DE GAULLE : « LA GUERRE, SI ELLE DEVAIT ÉCLATER… »

Hervé Alphand relate une conversation avec le général de Gaulle, le 31 mars 1966

« En vérité, me dit-il, l’OTAN, sous sa forme actuelle, était devenue inutile. Car, s’il y a agression, de deux choses l’une : ou bien en appliquant la stratégie américaine, la guerre est localisée à Europe qui sera rapidement submergée sinon détruite ; ou bien la méthode des représailles massives est retenue et alors l’Amérique et la Russie emploient leurs armes atomiques stratégiques, les armes américaines échappant au contrôle de l’OTAN. Dans les deux hypothèses, cette énorme mécanique fort lourde, fort coûteuse, ne sert à rien. Il vaut mieux le dire maintenant, sinon nous aurons à la subir pour un nombre indéfini d’années ; personne après moi n’osera prendre une telle décision. Cela dit, si la menace russe devait renaître, il est bon que nous maintenions une alliance qui a un caractère de dissuasion.

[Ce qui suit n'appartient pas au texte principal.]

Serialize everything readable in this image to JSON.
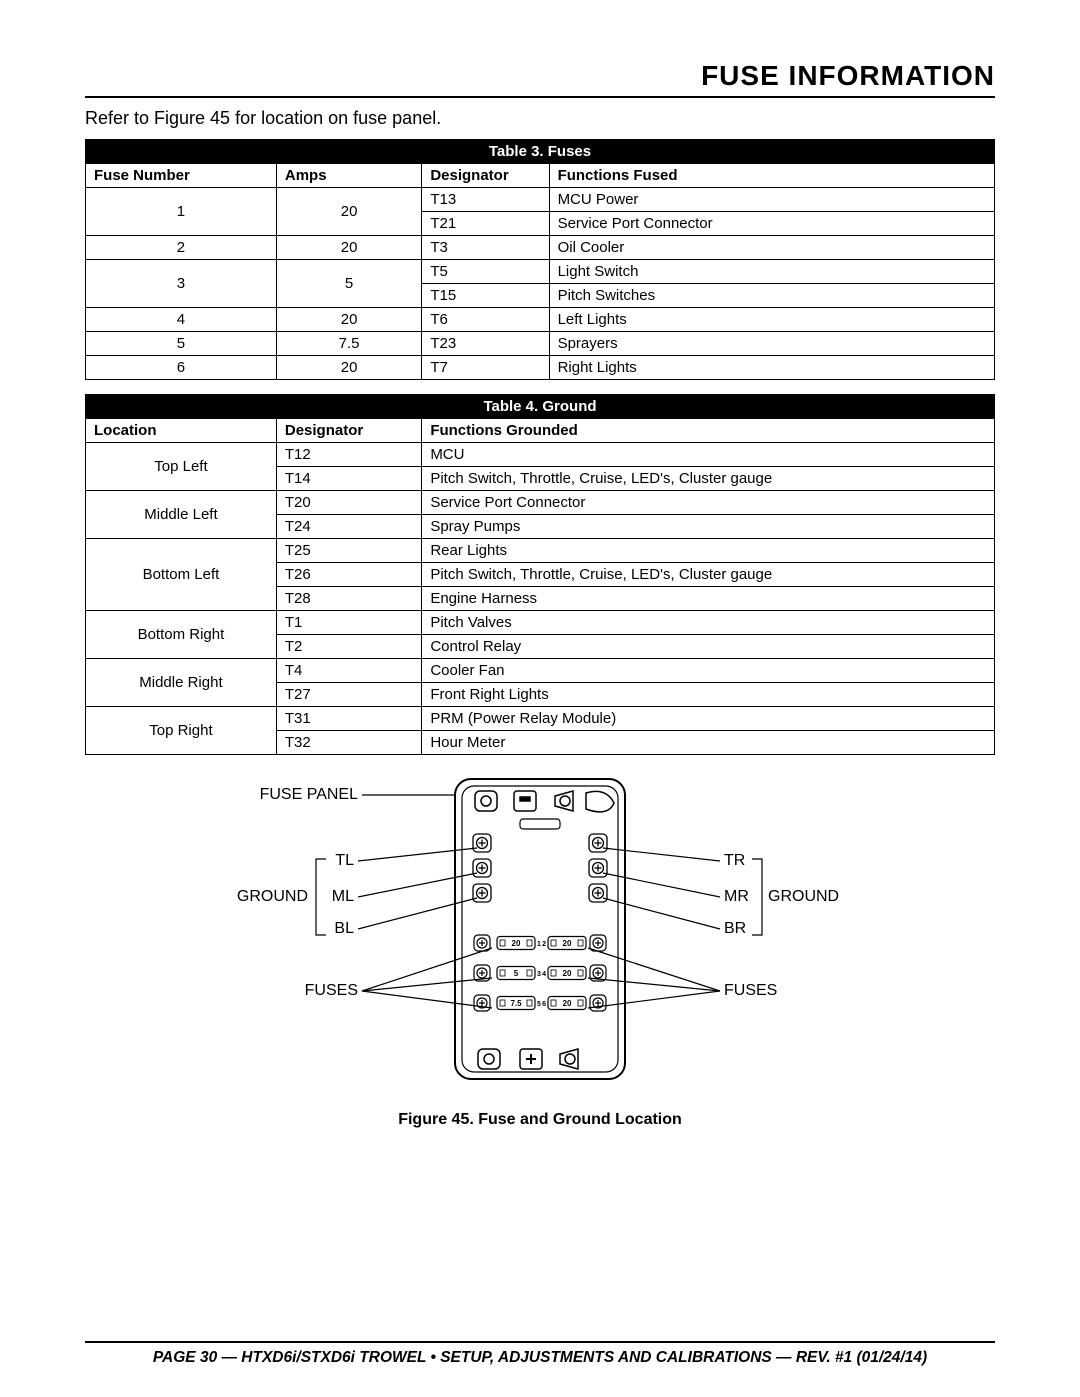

On peut prétendre que nous recommencions 1914 ou 1940 : non, car nous avons des accords pour le temps de guerre, un engagement américain, des liaisons, des transmissions organisées, et, si nos alliés sont d’accord, la possibilité d’un commandement unique, etc.

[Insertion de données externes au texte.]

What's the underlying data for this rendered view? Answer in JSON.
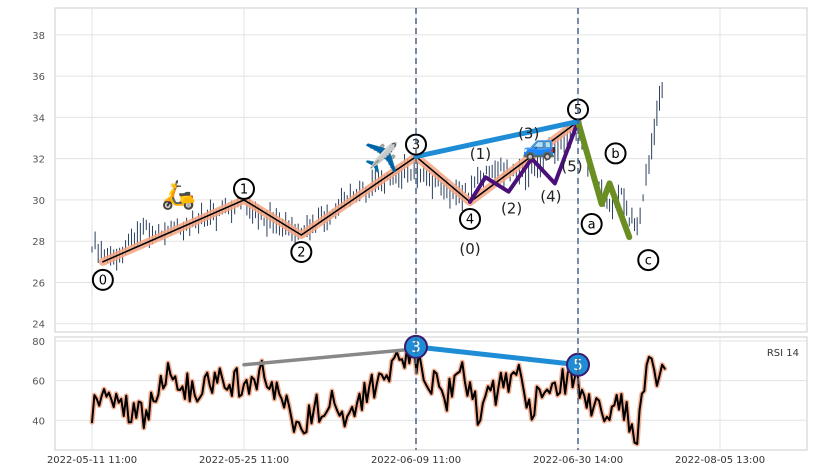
{
  "chart_data": {
    "type": "line",
    "title": "",
    "price_panel": {
      "type": "candlestick",
      "ylim": [
        23.6,
        39.3
      ],
      "yticks": [
        24,
        26,
        28,
        30,
        32,
        34,
        36,
        38
      ],
      "grid": true,
      "series": [
        {
          "name": "",
          "x": [
            "2022-05-11",
            "2022-05-13",
            "2022-05-16",
            "2022-05-18",
            "2022-05-20",
            "2022-05-23",
            "2022-05-25",
            "2022-05-27",
            "2022-05-30",
            "2022-06-01",
            "2022-06-03",
            "2022-06-06",
            "2022-06-08",
            "2022-06-10",
            "2022-06-13",
            "2022-06-15",
            "2022-06-17",
            "2022-06-20",
            "2022-06-22",
            "2022-06-24",
            "2022-06-27",
            "2022-06-29",
            "2022-07-01",
            "2022-07-04",
            "2022-07-06",
            "2022-07-08",
            "2022-07-11",
            "2022-07-13",
            "2022-07-15",
            "2022-07-18",
            "2022-07-20",
            "2022-07-22"
          ],
          "values": [
            27.9,
            27.1,
            28.6,
            28.4,
            28.9,
            29.4,
            29.8,
            29.1,
            28.4,
            29.1,
            30.1,
            30.8,
            31.4,
            31.2,
            30.4,
            30.2,
            30.9,
            31.6,
            31.1,
            31.3,
            32.6,
            33.3,
            32.9,
            31.0,
            30.2,
            29.7,
            30.4,
            29.2,
            28.7,
            32.0,
            34.2,
            35.8
          ]
        }
      ]
    },
    "elliott_waves": {
      "primary": [
        {
          "label": "0",
          "x": "2022-05-12",
          "y": 27.0
        },
        {
          "label": "1",
          "x": "2022-05-25",
          "y": 30.0
        },
        {
          "label": "2",
          "x": "2022-05-30",
          "y": 28.3
        },
        {
          "label": "3",
          "x": "2022-06-09",
          "y": 32.1
        },
        {
          "label": "4",
          "x": "2022-06-16",
          "y": 29.9
        },
        {
          "label": "5",
          "x": "2022-06-30",
          "y": 33.8
        }
      ],
      "sub_waves": [
        {
          "label": "(0)",
          "x": "2022-06-16",
          "y": 29.9
        },
        {
          "label": "(1)",
          "x": "2022-06-18",
          "y": 31.1
        },
        {
          "label": "(2)",
          "x": "2022-06-21",
          "y": 30.4
        },
        {
          "label": "(3)",
          "x": "2022-06-24",
          "y": 32.0
        },
        {
          "label": "(4)",
          "x": "2022-06-27",
          "y": 30.8
        },
        {
          "label": "(5)",
          "x": "2022-06-30",
          "y": 33.8
        }
      ],
      "correction": [
        {
          "label": "a",
          "x": "2022-07-06",
          "y": 29.8
        },
        {
          "label": "b",
          "x": "2022-07-08",
          "y": 30.8
        },
        {
          "label": "c",
          "x": "2022-07-13",
          "y": 28.2
        }
      ],
      "divergence_line": {
        "from": {
          "x": "2022-06-09",
          "y": 32.1
        },
        "to": {
          "x": "2022-06-30",
          "y": 33.8
        }
      }
    },
    "rsi_panel": {
      "label": "RSI 14",
      "ylim": [
        25,
        82
      ],
      "yticks": [
        40,
        60,
        80
      ],
      "x": [
        "2022-05-11",
        "2022-05-13",
        "2022-05-16",
        "2022-05-18",
        "2022-05-20",
        "2022-05-23",
        "2022-05-25",
        "2022-05-27",
        "2022-05-30",
        "2022-06-01",
        "2022-06-03",
        "2022-06-06",
        "2022-06-08",
        "2022-06-10",
        "2022-06-13",
        "2022-06-15",
        "2022-06-17",
        "2022-06-20",
        "2022-06-22",
        "2022-06-24",
        "2022-06-27",
        "2022-06-29",
        "2022-07-01",
        "2022-07-04",
        "2022-07-06",
        "2022-07-08",
        "2022-07-11",
        "2022-07-13",
        "2022-07-15",
        "2022-07-18",
        "2022-07-20",
        "2022-07-22"
      ],
      "values": [
        47,
        52,
        40,
        68,
        55,
        60,
        59,
        63,
        36,
        50,
        44,
        60,
        73,
        66,
        52,
        63,
        45,
        56,
        66,
        48,
        60,
        62,
        55,
        46,
        44,
        38,
        50,
        40,
        30,
        74,
        61,
        66
      ],
      "grey_divergence": {
        "from": {
          "x": "2022-05-25",
          "y": 68
        },
        "to": {
          "x": "2022-06-09",
          "y": 76
        }
      },
      "blue_divergence": {
        "from": {
          "x": "2022-06-09",
          "y": 77
        },
        "to": {
          "x": "2022-06-30",
          "y": 68
        }
      },
      "markers": [
        {
          "label": "3",
          "x": "2022-06-09",
          "y": 77
        },
        {
          "label": "5",
          "x": "2022-06-30",
          "y": 68
        }
      ]
    },
    "x_axis": {
      "ticks": [
        {
          "label": "2022-05-11 11:00",
          "x": "2022-05-11"
        },
        {
          "label": "2022-05-25 11:00",
          "x": "2022-05-25"
        },
        {
          "label": "2022-06-09 11:00",
          "x": "2022-06-09"
        },
        {
          "label": "2022-06-30 14:00",
          "x": "2022-06-30"
        },
        {
          "label": "2022-08-05 13:00",
          "x": "2022-08-05"
        }
      ]
    },
    "vertical_markers": [
      "2022-06-09",
      "2022-06-30"
    ],
    "icons": [
      {
        "name": "scooter-icon",
        "glyph": "🛵"
      },
      {
        "name": "airplane-icon",
        "glyph": "✈️"
      },
      {
        "name": "car-icon",
        "glyph": "🚙"
      }
    ],
    "colors": {
      "wave_primary": "#f4a582",
      "wave_sub": "#4b0f7a",
      "wave_correction": "#6b8e23",
      "divergence": "#1f8dd6",
      "grey_line": "#888888",
      "candle": "#2a3f5f",
      "vline": "#4a6785"
    }
  }
}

Au surplus, la guerre, si elle devait éclater, ne prendrait pas la forme de 1914 ou 1940, alors que des unités immenses d’hommes et de machines franchissaient les frontières pour s’affronter. La guerre mondiale de demain – à laquelle d’ailleurs il est difficile de croire – sera celle des fusées et des armes atomiques dépendant essentiellement de Washington et de Moscou. »

Hervé Alphand, L’Étonnement d’être, Paris, Fayard, 1977.